Antibiotics are a common choice for empiric therapy, for a number of reasons. One concern with patients who are severely ill is that they could quickly become worse if doctors wait on treatment until testing confirms the diagnosis, and determines which antibiotic is appropriate. Someone at severe risk for complications might need antibiotics immediately, without waiting. The doctor can request testing to check, and may adjust the treatment if necessary, depending on the test results.
Another issue is that detailed diagnosis can be expensive, and not always necessary. A patient’s urinary tract infection, for example, may respond very well to broad spectrum antibiotics designed to target a number of organisms. The patient wouldn’t need an expensive urine collection and culture to confirm the presence of infection and determine which drug to use. If the patient does not respond to empiric therapy, then the doctor can move on to diagnostic testing, since the failure of response is a clear indicator that something else is going on or that the patient is infected with a resistant organism.
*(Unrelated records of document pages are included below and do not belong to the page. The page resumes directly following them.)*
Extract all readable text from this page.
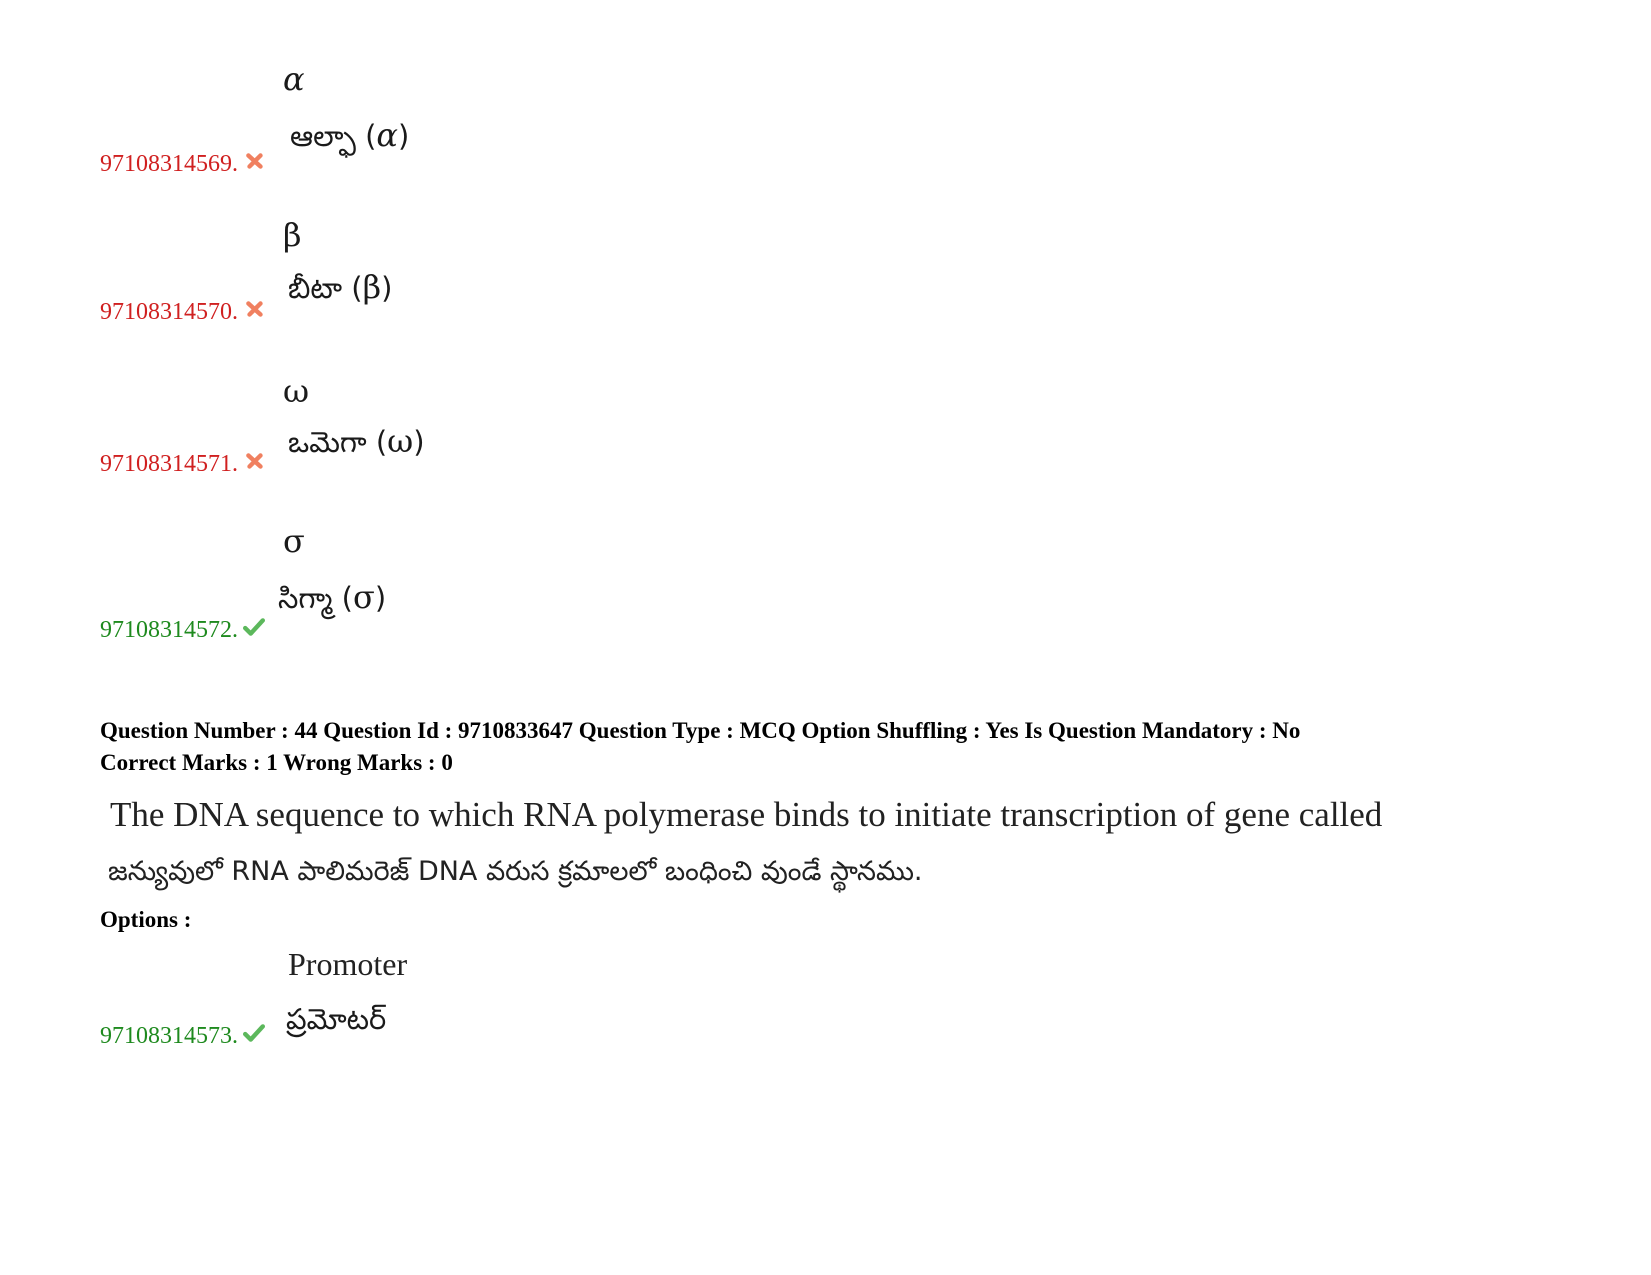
α
ఆల్ఫా (α)
97108314569.
β
బీటా (β)
97108314570.
ω
ఒమెగా (ω)
97108314571.
σ
సిగ్మా (σ)
97108314572.
Question Number : 44 Question Id : 9710833647 Question Type : MCQ Option Shuffling : Yes Is Question Mandatory : No
Correct Marks : 1 Wrong Marks : 0
The DNA sequence to which RNA polymerase binds to initiate transcription of gene called
జన్యువులో RNA పాలిమరెజ్ DNA వరుస క్రమాలలో బంధించి వుండే స్థానము.
Options :
Promoter
ప్రమోటర్
97108314573.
Doctors determine whether a patient could benefit from empiric therapy on the basis of reported symptoms and experience. In addition to treating patients preemptively for common conditions that may not require testing, doctors can also consider individual patient history. Someone with a repeat history of urinary tract infections might not need detailed testing every time, because it’s a known issue. This patient might even receive a standing prescription for antibiotics to start taking right away at the first sign of symptoms.
Medical protocols to determine whether empiric therapy is appropriate are in place at some facilities. One concern is that patients may receive unnecessary medications which could contribute to issues like the development of antibiotic resistance. The haste to assume a problem is the result of a common issue that doesn’t require diagnostic testing might also mean that a diagnosis is missed. Frequent painful urination, for example, could be a sexually transmitted infection or sign of a urinary cancer.